Essa foi a resposta dada por Jeff Lawson, co-fundador e CEO da Twilio, à Werner Vogels, Vice-Presidente e Chief Technology Officer da Amazon.com, no painel “Every Company Needs to Become a Software Company”, no SXSW 21. A declaração atendia ao pedido para que o executivo comentasse a frase “A mudança de ‘construir x comprar’ está mudando para ‘construir x morrer’”.

“Não é somente sobre ser digital.
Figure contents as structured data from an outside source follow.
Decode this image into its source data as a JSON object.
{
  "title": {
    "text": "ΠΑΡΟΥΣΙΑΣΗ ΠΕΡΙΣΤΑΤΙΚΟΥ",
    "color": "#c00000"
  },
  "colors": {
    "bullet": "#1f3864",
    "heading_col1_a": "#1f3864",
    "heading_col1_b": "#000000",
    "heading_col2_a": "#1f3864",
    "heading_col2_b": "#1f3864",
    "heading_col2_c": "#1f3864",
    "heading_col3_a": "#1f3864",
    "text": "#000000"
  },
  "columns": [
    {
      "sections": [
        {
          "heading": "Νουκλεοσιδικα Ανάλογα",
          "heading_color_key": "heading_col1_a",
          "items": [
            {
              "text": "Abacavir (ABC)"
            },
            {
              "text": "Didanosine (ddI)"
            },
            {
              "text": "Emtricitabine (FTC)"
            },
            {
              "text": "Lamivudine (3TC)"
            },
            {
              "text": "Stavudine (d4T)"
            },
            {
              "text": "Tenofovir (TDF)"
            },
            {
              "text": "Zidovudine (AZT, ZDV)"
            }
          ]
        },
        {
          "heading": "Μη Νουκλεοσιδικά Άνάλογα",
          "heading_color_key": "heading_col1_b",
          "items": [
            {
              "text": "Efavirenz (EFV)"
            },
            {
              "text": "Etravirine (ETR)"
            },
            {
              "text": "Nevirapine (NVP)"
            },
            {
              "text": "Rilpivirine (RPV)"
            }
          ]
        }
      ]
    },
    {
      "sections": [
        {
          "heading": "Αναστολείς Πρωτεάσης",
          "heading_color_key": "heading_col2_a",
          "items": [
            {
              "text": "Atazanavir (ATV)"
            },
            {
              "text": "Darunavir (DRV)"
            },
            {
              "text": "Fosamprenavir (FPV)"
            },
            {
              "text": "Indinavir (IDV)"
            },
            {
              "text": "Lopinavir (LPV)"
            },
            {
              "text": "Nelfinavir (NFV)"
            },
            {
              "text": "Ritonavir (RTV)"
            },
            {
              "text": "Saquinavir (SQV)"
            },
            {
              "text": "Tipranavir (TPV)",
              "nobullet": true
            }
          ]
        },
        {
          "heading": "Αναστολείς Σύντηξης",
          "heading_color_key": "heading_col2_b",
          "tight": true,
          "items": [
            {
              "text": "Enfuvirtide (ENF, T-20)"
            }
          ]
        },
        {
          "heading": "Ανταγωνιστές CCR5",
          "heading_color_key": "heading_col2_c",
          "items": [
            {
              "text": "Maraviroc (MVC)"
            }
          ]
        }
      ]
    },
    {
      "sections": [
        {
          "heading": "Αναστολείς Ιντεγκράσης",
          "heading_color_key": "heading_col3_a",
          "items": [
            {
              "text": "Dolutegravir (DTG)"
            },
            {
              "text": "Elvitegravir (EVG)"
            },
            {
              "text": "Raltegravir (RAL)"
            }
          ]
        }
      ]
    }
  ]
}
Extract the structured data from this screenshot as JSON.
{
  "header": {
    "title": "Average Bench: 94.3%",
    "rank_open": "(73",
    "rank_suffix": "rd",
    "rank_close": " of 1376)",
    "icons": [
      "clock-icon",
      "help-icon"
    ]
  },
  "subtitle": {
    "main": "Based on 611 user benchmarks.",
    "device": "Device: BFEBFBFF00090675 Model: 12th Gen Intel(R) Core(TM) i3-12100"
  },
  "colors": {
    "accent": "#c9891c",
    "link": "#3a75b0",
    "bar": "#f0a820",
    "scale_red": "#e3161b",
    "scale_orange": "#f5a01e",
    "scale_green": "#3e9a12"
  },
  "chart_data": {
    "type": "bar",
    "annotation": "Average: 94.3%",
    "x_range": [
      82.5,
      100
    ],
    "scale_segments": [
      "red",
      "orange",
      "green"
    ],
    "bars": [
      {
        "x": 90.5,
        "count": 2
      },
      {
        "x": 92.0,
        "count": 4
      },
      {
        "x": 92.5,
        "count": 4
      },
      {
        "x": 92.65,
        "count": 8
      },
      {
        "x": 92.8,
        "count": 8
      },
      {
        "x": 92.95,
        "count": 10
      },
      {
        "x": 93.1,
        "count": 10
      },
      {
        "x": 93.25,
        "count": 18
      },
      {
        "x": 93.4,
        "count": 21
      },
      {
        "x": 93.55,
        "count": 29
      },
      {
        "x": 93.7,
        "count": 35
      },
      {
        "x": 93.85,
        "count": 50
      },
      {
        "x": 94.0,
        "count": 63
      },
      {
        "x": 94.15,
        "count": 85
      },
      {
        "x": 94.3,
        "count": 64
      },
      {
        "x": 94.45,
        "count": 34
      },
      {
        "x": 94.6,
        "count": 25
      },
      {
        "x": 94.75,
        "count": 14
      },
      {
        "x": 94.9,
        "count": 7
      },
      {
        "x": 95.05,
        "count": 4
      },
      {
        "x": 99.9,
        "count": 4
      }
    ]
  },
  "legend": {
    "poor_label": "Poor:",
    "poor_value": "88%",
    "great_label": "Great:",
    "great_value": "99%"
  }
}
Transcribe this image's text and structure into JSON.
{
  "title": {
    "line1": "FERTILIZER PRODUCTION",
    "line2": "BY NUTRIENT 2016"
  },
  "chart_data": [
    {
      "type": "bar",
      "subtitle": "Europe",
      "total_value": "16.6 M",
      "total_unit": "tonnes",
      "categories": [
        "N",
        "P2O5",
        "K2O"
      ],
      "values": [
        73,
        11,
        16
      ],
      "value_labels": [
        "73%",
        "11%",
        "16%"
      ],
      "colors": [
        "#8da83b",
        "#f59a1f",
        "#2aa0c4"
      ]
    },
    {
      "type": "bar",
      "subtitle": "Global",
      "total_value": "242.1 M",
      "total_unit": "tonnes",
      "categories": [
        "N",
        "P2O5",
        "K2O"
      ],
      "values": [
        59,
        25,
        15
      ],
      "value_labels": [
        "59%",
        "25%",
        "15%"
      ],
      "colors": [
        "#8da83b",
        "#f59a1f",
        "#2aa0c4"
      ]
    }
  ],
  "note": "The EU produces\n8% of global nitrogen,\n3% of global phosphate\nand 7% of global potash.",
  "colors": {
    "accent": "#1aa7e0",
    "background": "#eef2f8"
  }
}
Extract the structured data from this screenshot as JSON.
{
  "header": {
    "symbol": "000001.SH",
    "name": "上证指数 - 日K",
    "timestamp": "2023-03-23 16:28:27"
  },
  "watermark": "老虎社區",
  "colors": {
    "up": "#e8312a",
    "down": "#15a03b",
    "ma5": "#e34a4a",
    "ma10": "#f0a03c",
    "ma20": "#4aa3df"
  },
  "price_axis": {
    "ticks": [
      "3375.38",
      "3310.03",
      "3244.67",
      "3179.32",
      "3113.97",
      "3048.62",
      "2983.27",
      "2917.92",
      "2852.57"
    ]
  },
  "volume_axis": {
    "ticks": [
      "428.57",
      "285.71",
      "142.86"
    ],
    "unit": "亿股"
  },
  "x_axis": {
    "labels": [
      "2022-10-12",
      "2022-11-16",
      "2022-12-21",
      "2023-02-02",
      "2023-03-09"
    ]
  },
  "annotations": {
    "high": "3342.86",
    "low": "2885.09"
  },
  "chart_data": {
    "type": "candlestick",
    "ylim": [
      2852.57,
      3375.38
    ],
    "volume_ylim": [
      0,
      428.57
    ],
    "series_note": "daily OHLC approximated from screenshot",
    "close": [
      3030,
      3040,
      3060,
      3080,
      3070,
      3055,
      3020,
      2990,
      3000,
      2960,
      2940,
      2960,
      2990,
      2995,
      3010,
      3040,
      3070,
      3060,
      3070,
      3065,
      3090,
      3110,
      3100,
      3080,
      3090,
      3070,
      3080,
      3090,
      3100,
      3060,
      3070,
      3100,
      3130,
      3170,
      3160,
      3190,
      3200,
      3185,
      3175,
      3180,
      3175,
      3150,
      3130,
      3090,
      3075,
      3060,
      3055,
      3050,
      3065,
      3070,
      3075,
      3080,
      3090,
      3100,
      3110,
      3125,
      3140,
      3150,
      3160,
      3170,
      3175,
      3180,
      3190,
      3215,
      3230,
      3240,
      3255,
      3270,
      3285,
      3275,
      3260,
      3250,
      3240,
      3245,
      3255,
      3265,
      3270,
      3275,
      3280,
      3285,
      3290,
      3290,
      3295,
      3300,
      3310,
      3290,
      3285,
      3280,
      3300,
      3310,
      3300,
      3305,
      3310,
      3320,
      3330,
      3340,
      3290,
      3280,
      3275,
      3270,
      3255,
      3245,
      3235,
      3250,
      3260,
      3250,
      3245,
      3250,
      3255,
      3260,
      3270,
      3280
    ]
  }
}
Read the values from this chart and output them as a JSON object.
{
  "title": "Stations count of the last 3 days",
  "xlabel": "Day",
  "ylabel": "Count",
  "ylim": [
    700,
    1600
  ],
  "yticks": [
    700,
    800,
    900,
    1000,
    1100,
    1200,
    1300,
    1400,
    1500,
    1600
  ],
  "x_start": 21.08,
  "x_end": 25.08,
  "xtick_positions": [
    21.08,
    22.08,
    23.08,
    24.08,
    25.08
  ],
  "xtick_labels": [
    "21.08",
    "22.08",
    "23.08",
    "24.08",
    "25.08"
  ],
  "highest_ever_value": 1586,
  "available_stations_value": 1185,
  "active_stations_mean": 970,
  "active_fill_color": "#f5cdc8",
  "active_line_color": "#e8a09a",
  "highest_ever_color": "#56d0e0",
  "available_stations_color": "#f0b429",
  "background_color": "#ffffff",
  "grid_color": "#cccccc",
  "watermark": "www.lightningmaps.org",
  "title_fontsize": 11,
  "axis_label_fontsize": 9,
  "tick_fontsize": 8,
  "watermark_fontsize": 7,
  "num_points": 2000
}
É importante estar no digital, porque lá você pode servir seus consumidores de uma maneira melhor”

Uma afirmação incrivelmente atual, especialmente pela maneira como, no último ano, ao fazer dos negócios digitais uma necessidade, a pandemia nos deu a prova final de que toda empresa deve se tornar uma companhia de software para sobreviver.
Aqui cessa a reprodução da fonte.